Injil Barnabas Ditulis St. Barnabas?
Sebuah berita
menghebohkan menyeruak di tengah-tengah kehebohan yang lain. Berita
ditemukannya Injil Barnabas di Turki pada kisaran tahun 2000an dan
berita penemuan diluncurkan pada tahun 2012 seolah menghapus aneka
kehebohan di dunia maya. Berkaitan masalah sentimen agama memang terasa
luar biasa gaungnya. Apalagi jika masalah sentimen agama itu dibumbui
aneka penyedap. Semakin terasalah aromanya.
Salah satu aroma
penyedap yang sering kali menjadi jurus andalan adalah “yang dianggap
sesuai dipakai, tetapi yang tidak sesuai sama sekali tidak disentuh”.

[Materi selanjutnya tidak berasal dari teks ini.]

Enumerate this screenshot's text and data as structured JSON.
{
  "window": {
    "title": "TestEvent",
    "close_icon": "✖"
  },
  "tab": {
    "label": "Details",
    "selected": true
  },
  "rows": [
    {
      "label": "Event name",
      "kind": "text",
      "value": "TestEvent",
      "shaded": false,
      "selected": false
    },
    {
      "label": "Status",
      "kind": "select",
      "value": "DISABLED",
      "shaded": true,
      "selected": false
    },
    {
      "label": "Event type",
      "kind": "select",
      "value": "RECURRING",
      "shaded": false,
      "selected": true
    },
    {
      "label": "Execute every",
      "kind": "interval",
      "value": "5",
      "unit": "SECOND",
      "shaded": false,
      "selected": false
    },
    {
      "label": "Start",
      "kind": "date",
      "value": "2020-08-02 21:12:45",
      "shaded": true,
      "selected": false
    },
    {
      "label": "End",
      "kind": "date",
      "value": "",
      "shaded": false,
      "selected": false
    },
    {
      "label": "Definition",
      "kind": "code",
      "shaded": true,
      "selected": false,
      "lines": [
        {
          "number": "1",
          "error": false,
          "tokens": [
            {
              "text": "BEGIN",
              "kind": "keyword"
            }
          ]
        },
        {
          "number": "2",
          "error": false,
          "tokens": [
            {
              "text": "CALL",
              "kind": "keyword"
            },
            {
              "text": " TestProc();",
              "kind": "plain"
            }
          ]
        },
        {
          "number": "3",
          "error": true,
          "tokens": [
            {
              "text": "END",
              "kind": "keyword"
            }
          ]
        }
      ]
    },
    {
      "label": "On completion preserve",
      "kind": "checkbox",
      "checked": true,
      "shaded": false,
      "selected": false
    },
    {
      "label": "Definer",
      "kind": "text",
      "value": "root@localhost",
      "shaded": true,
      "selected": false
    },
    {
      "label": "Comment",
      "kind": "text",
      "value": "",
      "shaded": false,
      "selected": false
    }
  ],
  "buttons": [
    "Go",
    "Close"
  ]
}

Jurus ini sering muncul ketika orang membicarakan agama. Artinya,
pikiran dipersempit sedemikian rupa sehingga tidak mampu menampung
keluasan informasi. Padahal, sebuah informasi tidak mungkin
sepotong-potong. Ketika dinformasi hanya dipotong pada titik yang
diangggap sesuai, maka terjadilah pemelintiran.
Pun pula dalam
menanggapi informasi mengenai Injil Barnabas yang akhir-akhir demikian
marak dibicarakan kembali. Persoalannya, apakah kita mampu menangkap
keluasan informasi yang ada atau kita telah mempersempit pikiran kita
sendiri? Ada banyak informasi
yang bisa kita jadikan bahan telaah berkaitan dengan Injil Barnabas.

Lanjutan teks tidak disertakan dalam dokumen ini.